What will drive the French growth?

Recapping 2017: numbers and implications

  • Annual GDP growth in France saw an upward revision to 2% in 2017, over-shooting the Bank of France’s expectations of 1.7% growth, as the economy grew the fastest in the fourth quarter – driven primarily by investment whose contribution to the GDP at 1% overshadowed consumption for the first time since 2013. The year also recorded the highest GDP growth in the past six years. However, accelerated inflation accompanied the economy at 1.2% YoY, up from 0.2% YoY last year – primarily responsible for the lower household consumption.
  • Total investment grew sharply in 2017 at 3.7% after 2.7% in 2016, while consumption slowed down to 1.2% YoY growth. Exports considerably accelerated as well, with 3.5% growth after 1.9% in 2016, but imports progressed at virtually the same pace in 2017 at 4.2% growth. As a consequence, the contribution of trade balance to the GDP rose slightly last year.
  • Although exports growth was significant, the economy has not surprised us (yet) on the competitiveness front. France is currently running a large negative trade balance that has widened significantly since 2003. The current account balance has been falling overall although it did pick up slightly towards the end of 2017Q3. FDI exhibits a similar trend. However, in terms of cost competitiveness, France improved its performance in 2017 – the increase in unit labour costs was slower than that of Germany, and the EU average for all four quarters.

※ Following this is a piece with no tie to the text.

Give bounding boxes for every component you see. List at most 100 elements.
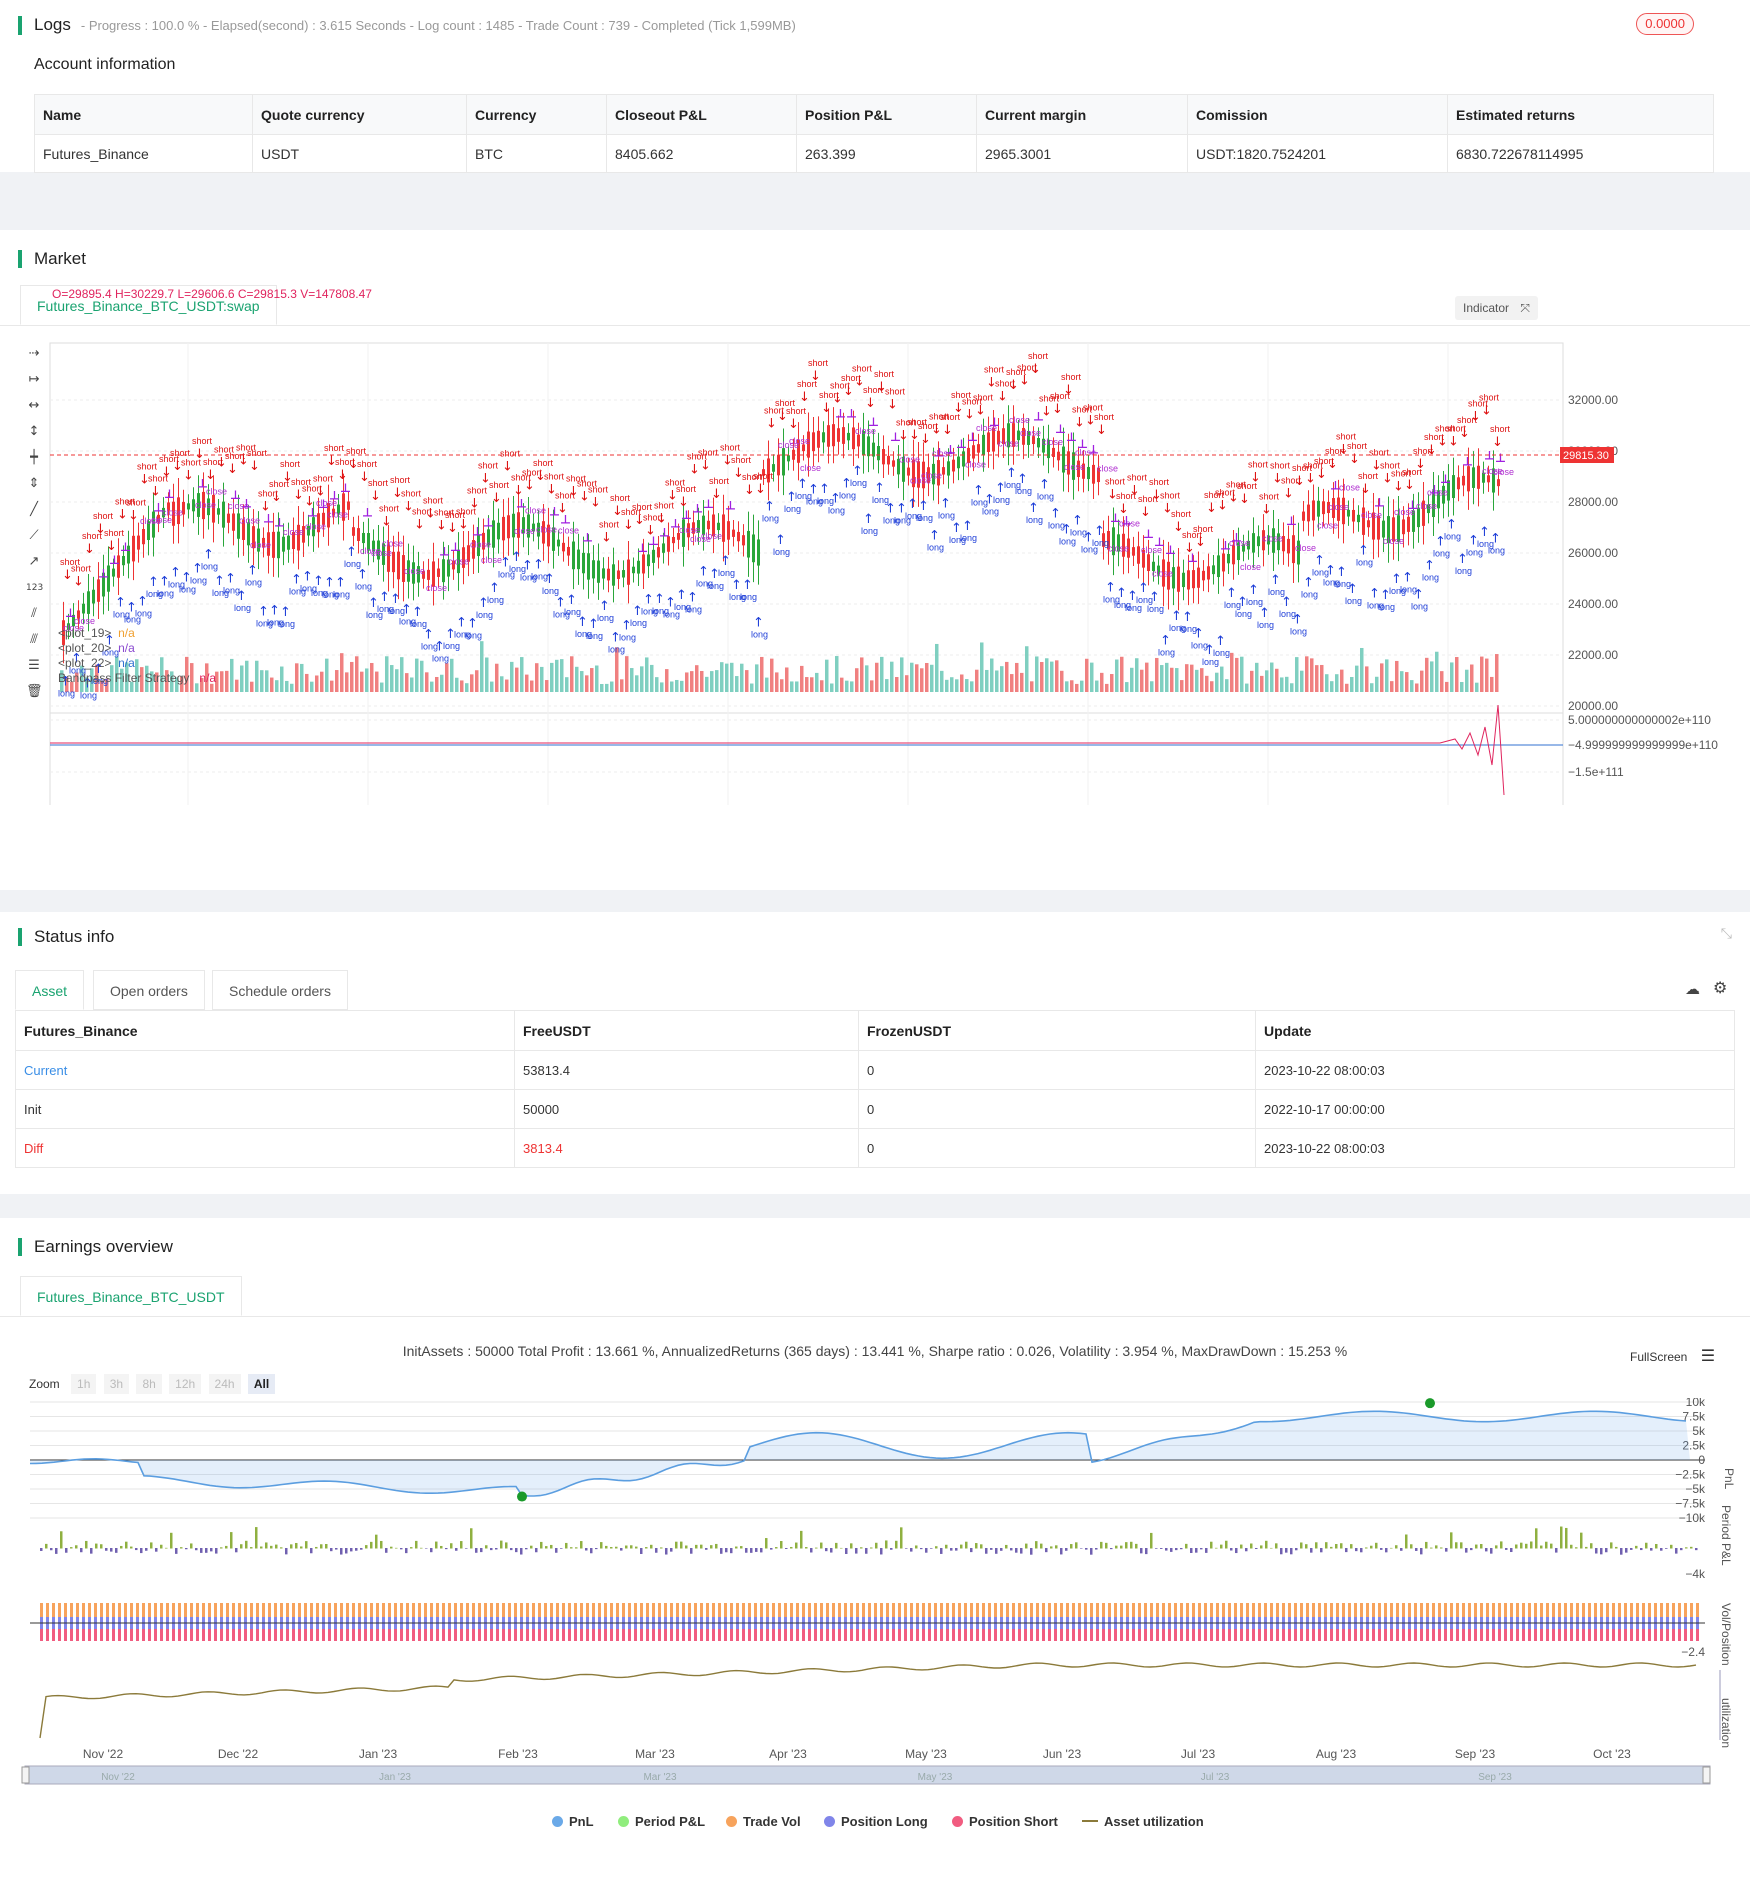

  • On a positive note, France’s budget deficit fell to 2.6% of the GDP in 2017, respecting the EU 3% target for the first time in a decade, triggered by sharper revenue growth of 4% and expenditure growth of 2.5%. Currently, France along with Spain are the only Eurozone countries under the EU’s excess deficit procedure, and to be given an “all-clear” signal by the EU Commission, France must maintain its deficit under 3% for another year. However, gross debt at 97% of the GDP is at an all-time high.

What lies ahead our view

  • After a significant acceleration in 2017, in our view, economic activity should continue to grow at a similar robust pace in 2018, maintaining its 2% growth – favoured by rising profits and growing inventories. Economic sentiment continues to improve, with most confidence indicators approaching, or even exceeding their pre-crisis levels. Hiring appetite continues to rise as well, with strong readings for production surveys in industrial, construction and manufacturing sectors.

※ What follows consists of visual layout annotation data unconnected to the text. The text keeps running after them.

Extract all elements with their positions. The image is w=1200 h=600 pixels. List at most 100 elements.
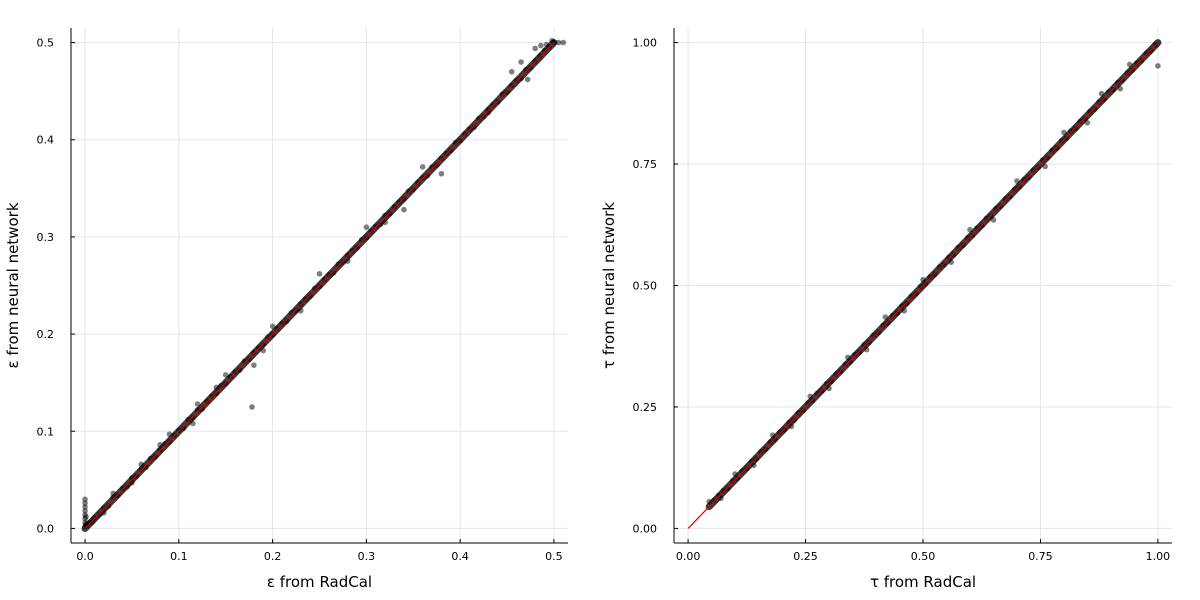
chart-1-point-107 <box>920 276 926 283</box>
chart-1-point-62 <box>997 203 1004 210</box>
chart-0-point-81 <box>405 188 412 195</box>
chart-0-point-27 <box>152 453 159 460</box>
chart-1-point-40 <box>894 310 900 316</box>
chart-1-point-72 <box>1044 154 1051 161</box>
chart-0-point-116 <box>543 41 550 48</box>
chart-0-point-101 <box>499 91 506 97</box>
chart-1-point-57 <box>974 225 980 231</box>
chart-0-point-90 <box>447 147 454 154</box>
chart-1-point-90 <box>1129 67 1135 74</box>
chart-1-point-64 <box>1007 193 1013 200</box>
chart-1-point-12 <box>762 446 769 453</box>
chart-0-point-143 <box>110 490 116 497</box>
chart-0-point-113 <box>555 39 562 46</box>
chart-0-point-17 <box>105 503 112 509</box>
chart-0-point-135 <box>222 372 229 378</box>
chart-0-point-140 <box>157 442 163 448</box>
chart-0-point-69 <box>349 247 356 254</box>
panel-emissivity: 0.0 0.1 0.2 0.3 0.4 0.5 0.0 0.1 0.2 0.3 0.4 0.5 ε fr… <box>4 28 568 591</box>
chart-1-point-11 <box>758 448 764 455</box>
chart-0-point-58 <box>297 301 304 307</box>
chart-0-xtick-label-0: 0.0 <box>76 550 94 563</box>
chart-0-point-109 <box>537 53 543 59</box>
chart-0-point-121 <box>508 68 515 75</box>
chart-0-point-96 <box>476 115 482 122</box>
chart-1-x-axis-title: τ from RadCal <box>870 573 976 591</box>
chart-0-point-38 <box>204 398 210 404</box>
chart-0-point-73 <box>368 228 374 234</box>
chart-1-reference-line <box>687 42 1159 529</box>
chart-0-point-57 <box>293 307 299 314</box>
chart-1-ytick-label-3: 0.75 <box>633 158 658 171</box>
chart-1-point-61 <box>993 205 999 212</box>
chart-1-point-73 <box>1049 147 1055 154</box>
chart-1-point-111 <box>845 354 851 361</box>
chart-0-point-30 <box>166 439 173 445</box>
chart-1-point-45 <box>917 283 924 290</box>
chart-0-point-19 <box>115 492 121 499</box>
chart-0-point-48 <box>251 349 257 356</box>
chart-1-point-25 <box>823 380 830 387</box>
chart-1-point-56 <box>969 232 976 239</box>
chart-0-point-68 <box>344 252 351 259</box>
chart-0-point-88 <box>438 155 445 162</box>
chart-1-point-22 <box>809 397 816 404</box>
chart-0-point-56 <box>288 309 295 316</box>
chart-1-point-31 <box>852 351 858 358</box>
chart-1-point-36 <box>875 329 882 336</box>
chart-0-point-29 <box>161 441 168 447</box>
chart-0-point-102 <box>504 89 510 95</box>
chart-0-point-26 <box>147 455 154 462</box>
chart-0-point-128 <box>344 258 351 265</box>
chart-0-point-60 <box>307 293 313 299</box>
chart-1-point-79 <box>1077 118 1084 125</box>
chart-1-point-5 <box>729 478 736 484</box>
chart-1-point-18 <box>791 417 797 423</box>
chart-1-point-103 <box>1014 178 1020 184</box>
chart-0-point-72 <box>363 235 370 241</box>
chart-0-point-91 <box>452 139 459 146</box>
chart-1-point-86 <box>1110 86 1117 93</box>
chart-1-point-10 <box>753 456 760 462</box>
chart-0-point-142 <box>129 479 135 486</box>
chart-1-point-30 <box>847 358 853 365</box>
chart-1-point-42 <box>903 300 910 307</box>
chart-0-point-92 <box>457 137 463 144</box>
chart-0-point-25 <box>143 464 149 471</box>
chart-0-point-124 <box>419 164 426 170</box>
chart-0-ytick-label-3: 0.3 <box>37 231 55 244</box>
chart-1-point-48 <box>931 271 938 278</box>
chart-0-point-24 <box>138 466 145 472</box>
chart-1-point-32 <box>856 349 863 355</box>
chart-0-point-65 <box>330 270 337 276</box>
chart-1-point-109 <box>882 314 889 320</box>
chart-1-point-19 <box>795 409 802 416</box>
chart-1-point-98 <box>1117 85 1124 92</box>
chart-1-point-67 <box>1021 176 1027 183</box>
chart-0-point-103 <box>508 82 515 89</box>
chart-0-point-139 <box>166 431 173 437</box>
chart-1-point-117 <box>732 471 738 477</box>
chart-0-point-85 <box>424 172 431 179</box>
chart-0-point-95 <box>471 124 478 130</box>
chart-0-ytick-label-1: 0.1 <box>37 425 55 438</box>
chart-1-point-102 <box>1042 163 1048 170</box>
chart-0-point-14 <box>91 514 98 521</box>
chart-1-point-101 <box>1061 129 1067 136</box>
chart-1-point-74 <box>1054 145 1060 151</box>
chart-0-point-52 <box>269 332 276 338</box>
chart-1-point-96 <box>1155 63 1161 69</box>
chart-0-point-4 <box>82 508 88 514</box>
chart-1-point-14 <box>772 436 778 443</box>
chart-1-point-68 <box>1025 174 1032 180</box>
chart-1-point-78 <box>1072 125 1079 132</box>
chart-0-point-23 <box>133 473 140 479</box>
chart-0-ytick-label-5: 0.5 <box>37 37 55 50</box>
chart-0-point-77 <box>387 210 393 217</box>
chart-0-point-33 <box>180 425 187 432</box>
chart-1-ytick-label-2: 0.50 <box>633 280 658 293</box>
chart-1-point-113 <box>807 393 814 400</box>
chart-1-point-52 <box>950 252 957 258</box>
chart-1-point-99 <box>1098 90 1105 97</box>
chart-0-points <box>82 37 567 530</box>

  • Investment has performed remarkably well this year after several years of contraction, and we expect the effect to carry-on to 2018 – mainly contributed by  rising corporate investment thanks to the Macron reforms, thereby incentivising firms to invest. Share of firms producing at maximum capacity at 37% is the highest since 1999. Household investment is likely to be spurred by falling interest rates as well. However, we expect GDP growth to moderate slightly in 2019 at 1.8% as the effects of Euro appreciation would gradually be realised – weakening the demand for French exports and thereby, neutralising the contribution of external balance on the economy’s growth.

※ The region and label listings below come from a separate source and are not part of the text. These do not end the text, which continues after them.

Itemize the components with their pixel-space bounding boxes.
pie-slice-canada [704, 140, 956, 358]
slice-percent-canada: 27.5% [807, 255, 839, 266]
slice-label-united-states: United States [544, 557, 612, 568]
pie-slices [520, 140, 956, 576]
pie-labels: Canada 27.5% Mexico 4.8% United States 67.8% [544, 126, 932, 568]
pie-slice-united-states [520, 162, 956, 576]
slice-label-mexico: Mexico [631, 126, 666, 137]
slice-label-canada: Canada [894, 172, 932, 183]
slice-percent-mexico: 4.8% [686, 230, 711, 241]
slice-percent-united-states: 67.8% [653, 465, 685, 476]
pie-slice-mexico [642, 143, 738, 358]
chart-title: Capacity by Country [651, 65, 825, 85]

  • We see inflation at a moderate pace of 1.4% – 1.5% YoY over the next two years, triggered due to higher oil prices. As higher prices eat into purchasing power, household consumption is unlikely to pick up significantly. Rather we expect house savings to rise – in line with the surveys on future savings appetite.
  • We also expect reforms to attract a significant FDI this year as they are realised, and the country improves its competitiveness – since prior surveys signalled that the biggest hurdle for business was the overly complicated tax system which has now been completely overhauled.
  • Overall, as the economy expands, we see investment becoming a key driver of growth, over-taking consumption after years: we could call this the “Macron effect”.